Title: From Practice to Theory in Learning from Massive Data
Charles Elkan is a professor of computer science at the University of California, San Diego, currently on leave as Amazon Fellow and leader of machine learning for Amazon in Seattle and Silicon Valley. In the past, he has been a visiting associate professor at Harvard. His published research has been mainly in machine learning, data science, and computational biology; the MEME algorithm that he developed with Ph.D. students has been used in over 3000 published research projects in biology and computer science. He is fortunate to have had inspiring undergraduate and graduate students who are in leadership positions now such as vice president at Google.
Abstract: This talk will discuss examples of how Amazon applies machine learning to large-scale data, and open research questions inspired by these applications. One important question is how to distinguish between users that can be influenced, versus those who are merely likely to respond. Another question is how to measure and maximize the long-term benefit of movie and other recommendations. A third question, is how to share data while provably protecting the privacy of users. Note: Information in the talk is already public, and opinions expressed will be strictly personal.
Title: Foundations for Scaling ML in Apache Spark
Joseph Bradley is a Software Engineer and Apache Spark PMC member working on machine learning and graph processing at Databricks. Previously, he was a postdoc at UC Berkeley after receiving his Ph.D. in Machine Learning from Carnegie Mellon U. in 2013. His research included probabilistic graphical models, parallel sparse regression, and aggregation mechanisms for peer grading in MOOCs.
Abstract: Apache Spark has become the most active open source Big Data project, and its Machine Learning library MLlib has seen rapid growth in usage. A critical aspect of MLlib and Spark is the ability to scale: the same code used on a laptop can scale to 100’s or 1000’s of machines. This talk will describe ongoing and future efforts to make MLlib even faster and more scalable by integrating with two key initiatives in Spark. The first is Catalyst, the query optimizer underlying DataFrames and Datasets. The second is Tungsten, the project for approaching bare-metal speeds in Spark via memory management, cache-awareness, and code generation. This talk will discuss the goals, the challenges, and the benefits for MLlib users and developers. More generally, we will reflect on the importance of integrating ML with the many other aspects of big data analysis.
About MLlib: MLlib is a general Machine Learning library providing many ML algorithms, feature transformers, and tools for model tuning and building workflows. The library benefits from integration with the rest of Apache Spark (SQL, streaming, Graph, core), which facilitates ETL, streaming, and deployment. It is used in both ad hoc analysis and production deployments throughout academia and industry.
Title: Inside the Atoms: Mining a Network of Networks and Beyond.
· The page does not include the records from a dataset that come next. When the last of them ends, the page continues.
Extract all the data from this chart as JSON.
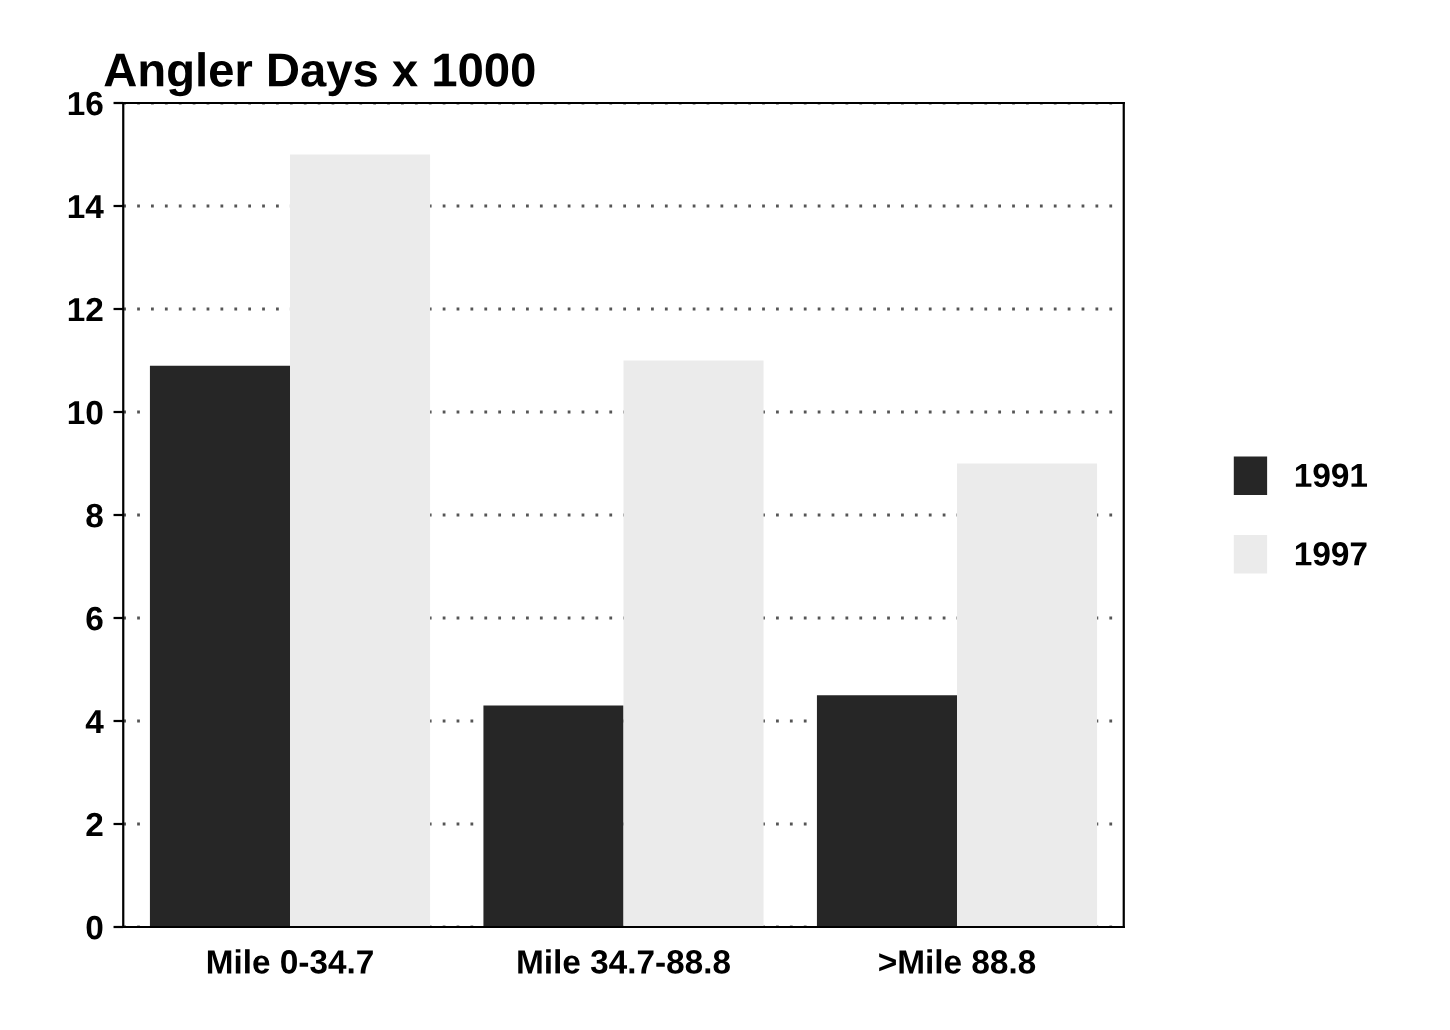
{
  "chart_data": {
    "type": "bar",
    "title": "Angler Days x 1000",
    "categories": [
      "Mile 0-34.7",
      "Mile 34.7-88.8",
      ">Mile 88.8"
    ],
    "series": [
      {
        "name": "1991",
        "color": "#262626",
        "values": [
          10.9,
          4.3,
          4.5
        ]
      },
      {
        "name": "1997",
        "color": "#ebebeb",
        "values": [
          15,
          11,
          9
        ]
      }
    ],
    "ylim": [
      0,
      16
    ],
    "yticks": [
      0,
      2,
      4,
      6,
      8,
      10,
      12,
      14,
      16
    ],
    "grid": "y",
    "legend": "right"
  }
}
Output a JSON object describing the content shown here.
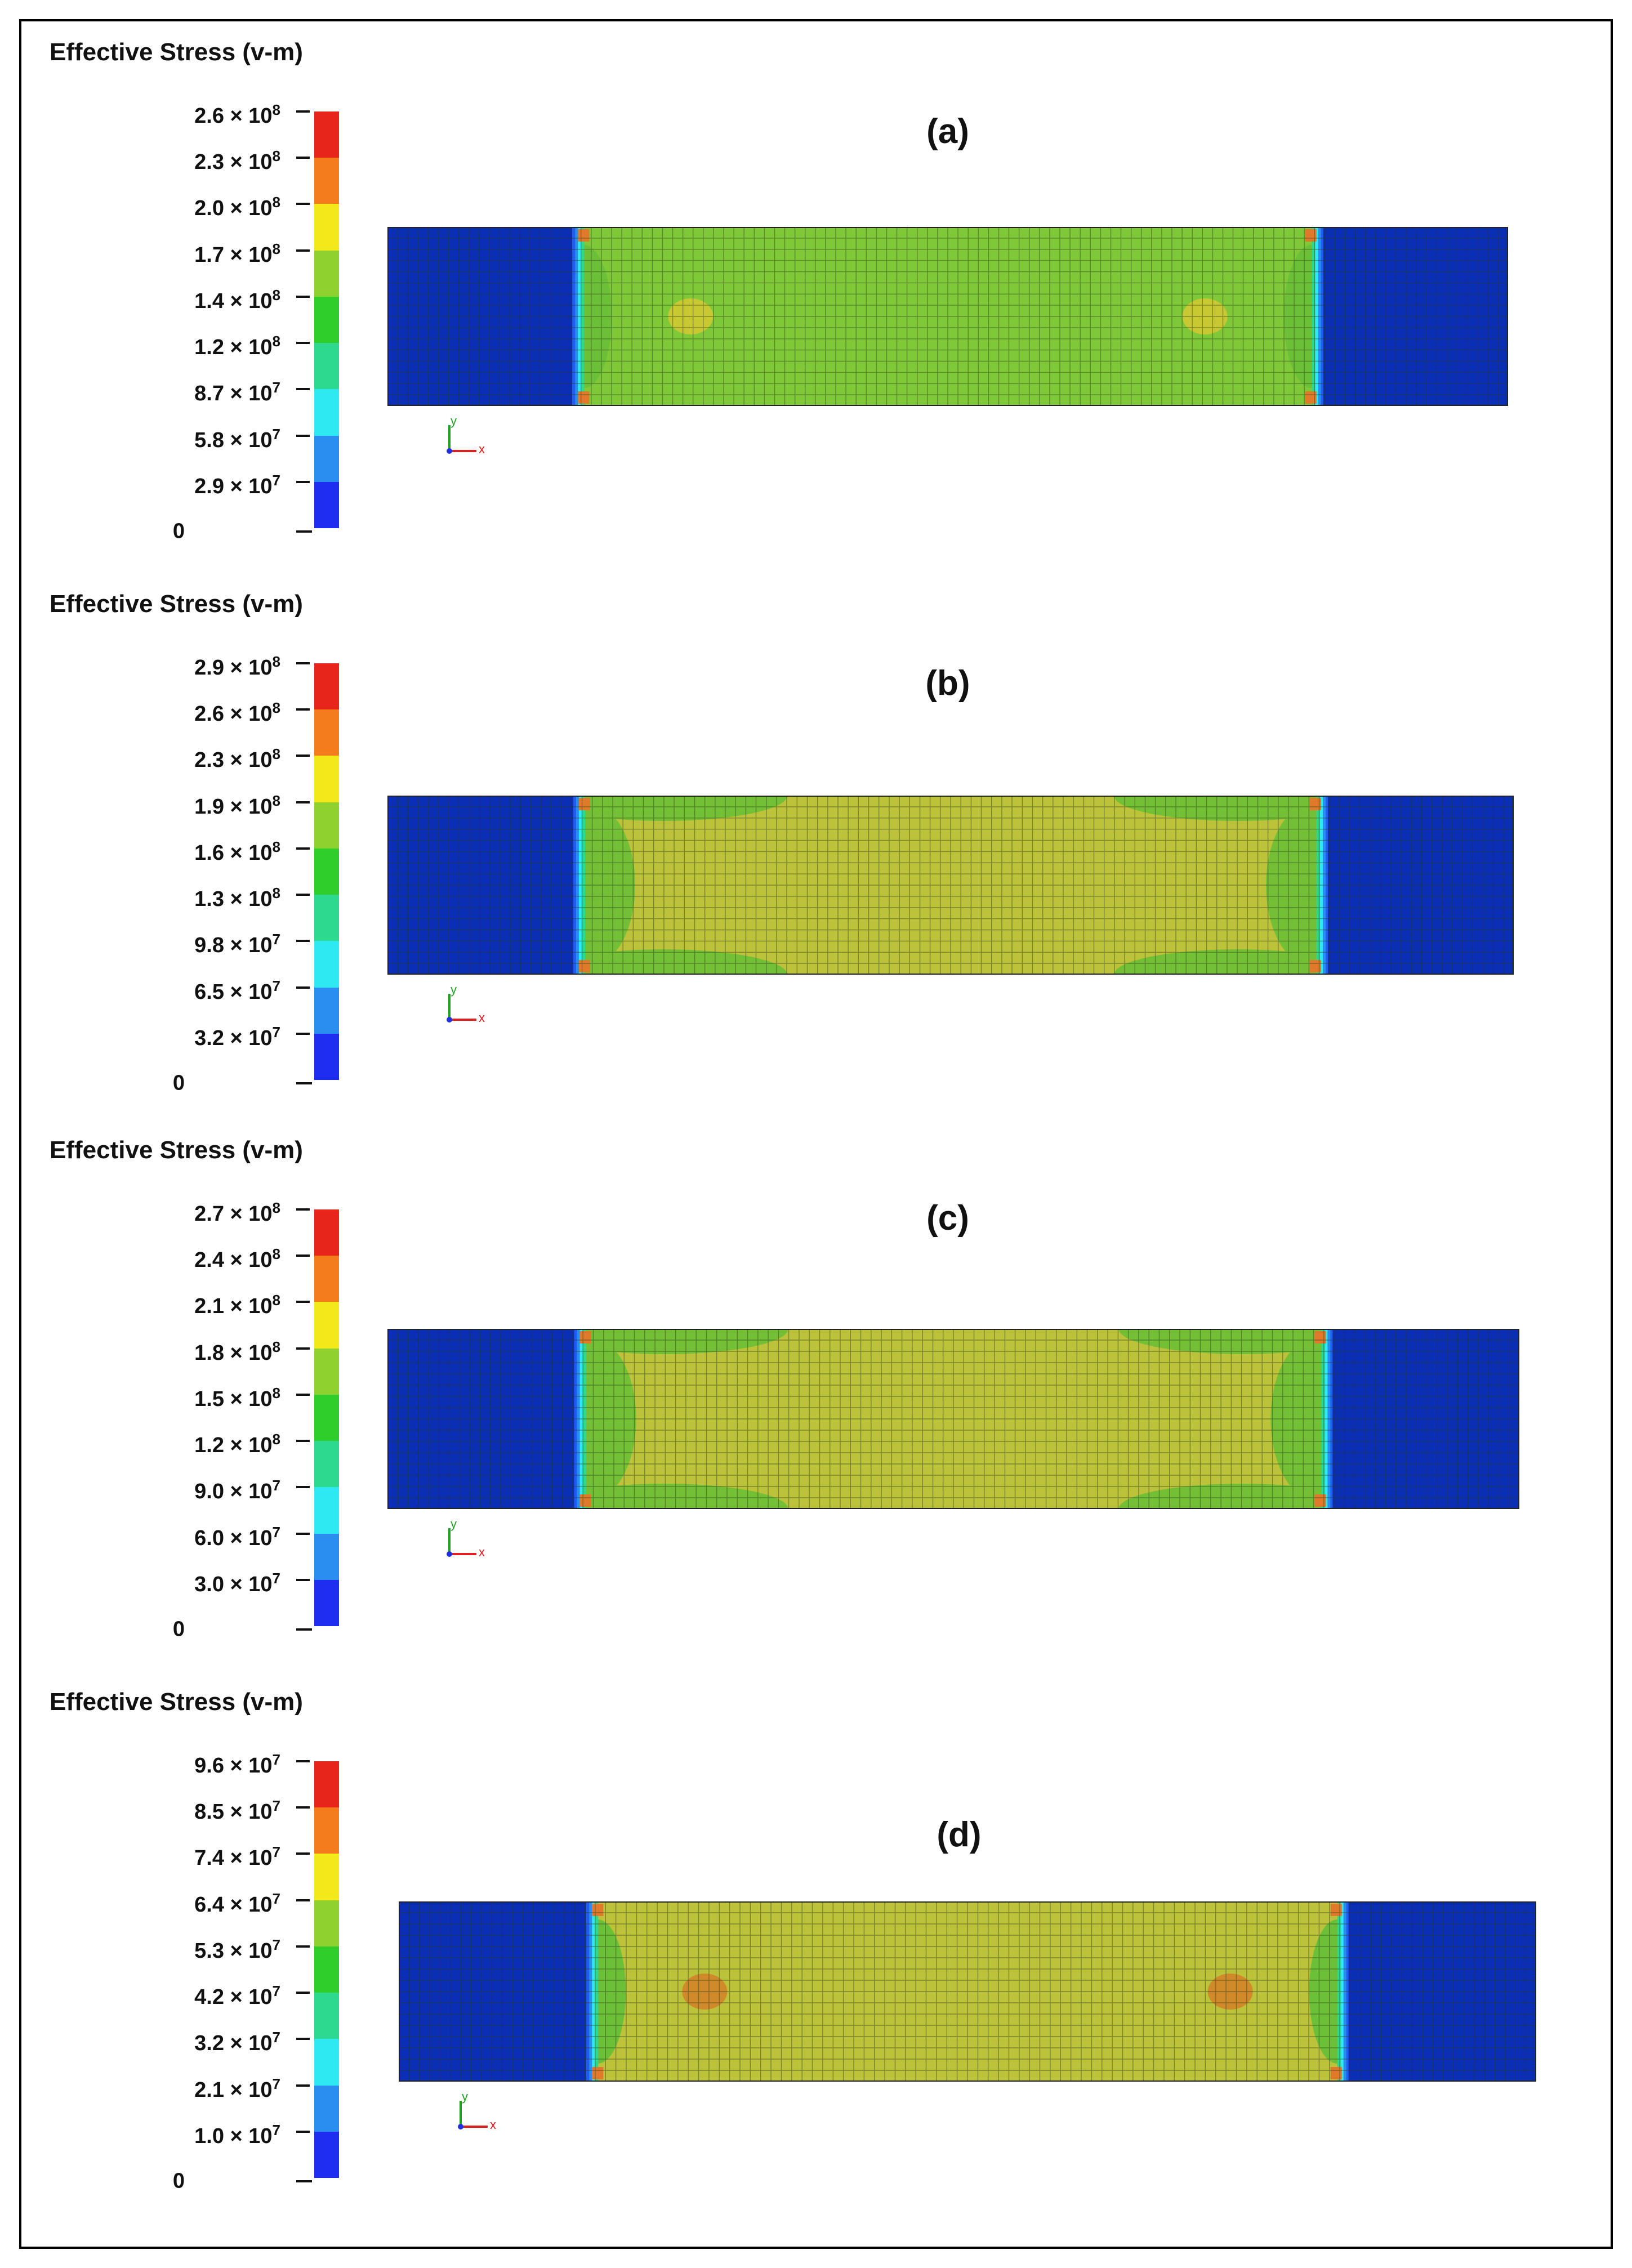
{
  "panels": [
    {
      "id": "a",
      "label": "(a)",
      "legend_title": "Effective Stress (v-m)",
      "legend_ticks": [
        {
          "mantissa": "2.6",
          "exp": "8"
        },
        {
          "mantissa": "2.3",
          "exp": "8"
        },
        {
          "mantissa": "2.0",
          "exp": "8"
        },
        {
          "mantissa": "1.7",
          "exp": "8"
        },
        {
          "mantissa": "1.4",
          "exp": "8"
        },
        {
          "mantissa": "1.2",
          "exp": "8"
        },
        {
          "mantissa": "8.7",
          "exp": "7"
        },
        {
          "mantissa": "5.8",
          "exp": "7"
        },
        {
          "mantissa": "2.9",
          "exp": "7"
        }
      ],
      "legend_zero": "0",
      "middle_color": "#7fc837",
      "edge_color": "#7fc837",
      "spot_color": "#c8c832",
      "spots": true,
      "edge_regions": false
    },
    {
      "id": "b",
      "label": "(b)",
      "legend_title": "Effective Stress (v-m)",
      "legend_ticks": [
        {
          "mantissa": "2.9",
          "exp": "8"
        },
        {
          "mantissa": "2.6",
          "exp": "8"
        },
        {
          "mantissa": "2.3",
          "exp": "8"
        },
        {
          "mantissa": "1.9",
          "exp": "8"
        },
        {
          "mantissa": "1.6",
          "exp": "8"
        },
        {
          "mantissa": "1.3",
          "exp": "8"
        },
        {
          "mantissa": "9.8",
          "exp": "7"
        },
        {
          "mantissa": "6.5",
          "exp": "7"
        },
        {
          "mantissa": "3.2",
          "exp": "7"
        }
      ],
      "legend_zero": "0",
      "middle_color": "#bcc23a",
      "edge_color": "#73bf35",
      "spot_color": "#bcc23a",
      "spots": false,
      "edge_regions": true
    },
    {
      "id": "c",
      "label": "(c)",
      "legend_title": "Effective Stress (v-m)",
      "legend_ticks": [
        {
          "mantissa": "2.7",
          "exp": "8"
        },
        {
          "mantissa": "2.4",
          "exp": "8"
        },
        {
          "mantissa": "2.1",
          "exp": "8"
        },
        {
          "mantissa": "1.8",
          "exp": "8"
        },
        {
          "mantissa": "1.5",
          "exp": "8"
        },
        {
          "mantissa": "1.2",
          "exp": "8"
        },
        {
          "mantissa": "9.0",
          "exp": "7"
        },
        {
          "mantissa": "6.0",
          "exp": "7"
        },
        {
          "mantissa": "3.0",
          "exp": "7"
        }
      ],
      "legend_zero": "0",
      "middle_color": "#bcc23a",
      "edge_color": "#73bf35",
      "spot_color": "#bcc23a",
      "spots": false,
      "edge_regions": true
    },
    {
      "id": "d",
      "label": "(d)",
      "legend_title": "Effective Stress (v-m)",
      "legend_ticks": [
        {
          "mantissa": "9.6",
          "exp": "7"
        },
        {
          "mantissa": "8.5",
          "exp": "7"
        },
        {
          "mantissa": "7.4",
          "exp": "7"
        },
        {
          "mantissa": "6.4",
          "exp": "7"
        },
        {
          "mantissa": "5.3",
          "exp": "7"
        },
        {
          "mantissa": "4.2",
          "exp": "7"
        },
        {
          "mantissa": "3.2",
          "exp": "7"
        },
        {
          "mantissa": "2.1",
          "exp": "7"
        },
        {
          "mantissa": "1.0",
          "exp": "7"
        }
      ],
      "legend_zero": "0",
      "middle_color": "#bcc23a",
      "edge_color": "#bcc23a",
      "spot_color": "#d08a2a",
      "spots": true,
      "edge_regions": false
    }
  ],
  "colormap": [
    "#e8251a",
    "#f47c1c",
    "#f2e81a",
    "#8fd12e",
    "#2fce2a",
    "#2cd98f",
    "#2ee8f2",
    "#2a8ef0",
    "#1f2df0"
  ],
  "colors": {
    "grip_blue": "#0a2fb4",
    "mesh_line": "#2b3a1a",
    "axis_x": "#e02020",
    "axis_y": "#20a020",
    "axis_z": "#2030e0"
  },
  "axis_labels": {
    "x": "x",
    "y": "y"
  }
}
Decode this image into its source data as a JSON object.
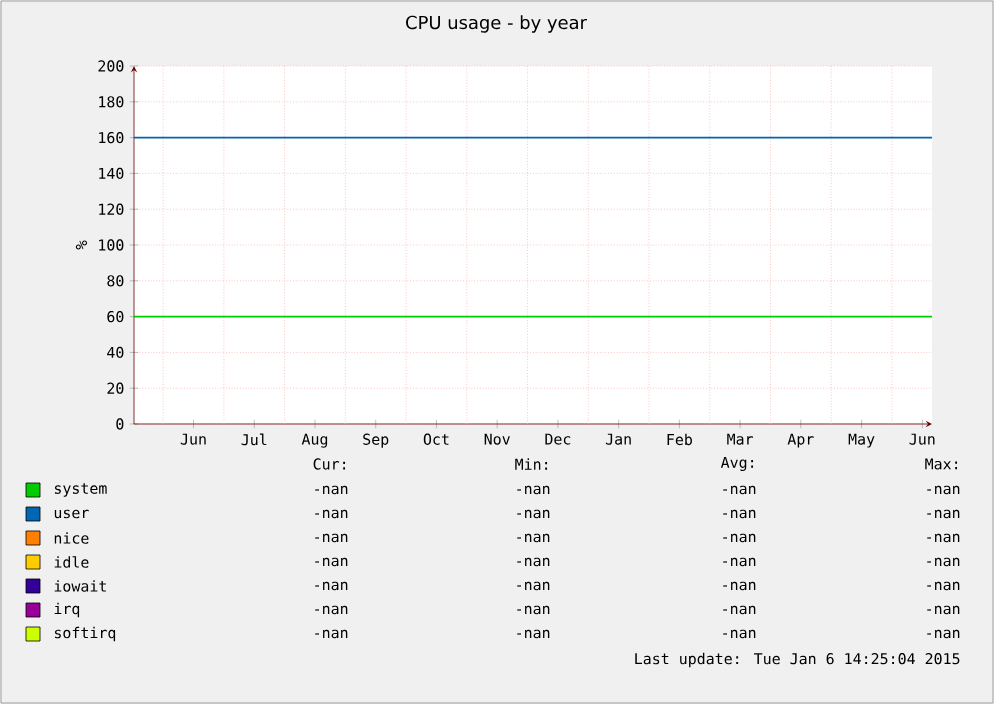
{
  "chart_data": {
    "type": "line",
    "title": "CPU usage - by year",
    "ylabel": "%",
    "categories": [
      "Jun",
      "Jul",
      "Aug",
      "Sep",
      "Oct",
      "Nov",
      "Dec",
      "Jan",
      "Feb",
      "Mar",
      "Apr",
      "May",
      "Jun"
    ],
    "ylim": [
      0,
      200
    ],
    "yticks": [
      0,
      20,
      40,
      60,
      80,
      100,
      120,
      140,
      160,
      180,
      200
    ],
    "grid": true,
    "legend": "bottom",
    "series": [
      {
        "name": "system",
        "color": "#00cc00",
        "values": [
          null,
          null,
          null,
          null,
          null,
          null,
          null,
          null,
          null,
          null,
          null,
          null,
          null
        ]
      },
      {
        "name": "user",
        "color": "#0066b3",
        "values": [
          null,
          null,
          null,
          null,
          null,
          null,
          null,
          null,
          null,
          null,
          null,
          null,
          null
        ]
      },
      {
        "name": "nice",
        "color": "#ff8000",
        "values": [
          null,
          null,
          null,
          null,
          null,
          null,
          null,
          null,
          null,
          null,
          null,
          null,
          null
        ]
      },
      {
        "name": "idle",
        "color": "#ffcc00",
        "values": [
          null,
          null,
          null,
          null,
          null,
          null,
          null,
          null,
          null,
          null,
          null,
          null,
          null
        ]
      },
      {
        "name": "iowait",
        "color": "#330099",
        "values": [
          null,
          null,
          null,
          null,
          null,
          null,
          null,
          null,
          null,
          null,
          null,
          null,
          null
        ]
      },
      {
        "name": "irq",
        "color": "#990099",
        "values": [
          null,
          null,
          null,
          null,
          null,
          null,
          null,
          null,
          null,
          null,
          null,
          null,
          null
        ]
      },
      {
        "name": "softirq",
        "color": "#ccff00",
        "values": [
          null,
          null,
          null,
          null,
          null,
          null,
          null,
          null,
          null,
          null,
          null,
          null,
          null
        ]
      }
    ],
    "ref_lines": [
      {
        "axis": "y",
        "value": 160,
        "color": "#0066b3"
      },
      {
        "axis": "y",
        "value": 60,
        "color": "#00cc00"
      }
    ],
    "annotations": [
      "Cur:",
      "Min:",
      "Avg:",
      "Max:",
      "-nan",
      "-nan",
      "-nan",
      "-nan",
      "-nan",
      "-nan",
      "-nan",
      "-nan",
      "-nan",
      "-nan",
      "-nan",
      "-nan",
      "-nan",
      "-nan",
      "-nan",
      "-nan",
      "-nan",
      "-nan",
      "-nan",
      "-nan",
      "-nan",
      "-nan",
      "-nan",
      "-nan",
      "-nan",
      "-nan",
      "-nan",
      "-nan",
      "Last update:  Tue Jan  6 14:25:04 2015"
    ]
  }
}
Hanghang Tong is currently an assistant professor at School of Computing, Informatics, and Decision Systems Engineering (CIDSE), Arizona State University since August 2014. Before that, he was an assistant professor at Computer Science Department, City College, City University of New York, a research staff member at IBM T.J. Watson Research Center and a Post-doctoral fellow in Carnegie Mellon University. He received his M.Sc and Ph.D. degree from Carnegie Mellon University in 2008 and 2009, both majored in Machine Learning. His research interest is in large scale data mining for graphs and multimedia. He has received several awards, including one ‘test of time’ award (ICDM 10-Year highest impact paper award), four best paper awards and four ‘best of conference’. He has published over 100 referred articles and more than 20 patents.
Abstract: Networks (i.e., graphs) appears in many high-impact applications. Often these networks are collected from different sources, at different times, at different granularities. In this talk, I will present our recent work on mining such multiple networks. First, we will present two models - one on modeling a set of inter-connected networks (NoN); and the other on modeling a set of inter-connected co-evolving time series (NoT). For both models, we will show that by treating networks as context, we are able to model more complicate real-world applications. Second, we will present some algorithmic examples on how to do mining with such new models, including ranking, imputation and prediction. Finally, we will demonstrate the effectiveness of our new models and algorithms in some applications, including bioinformatics, and sensor networks.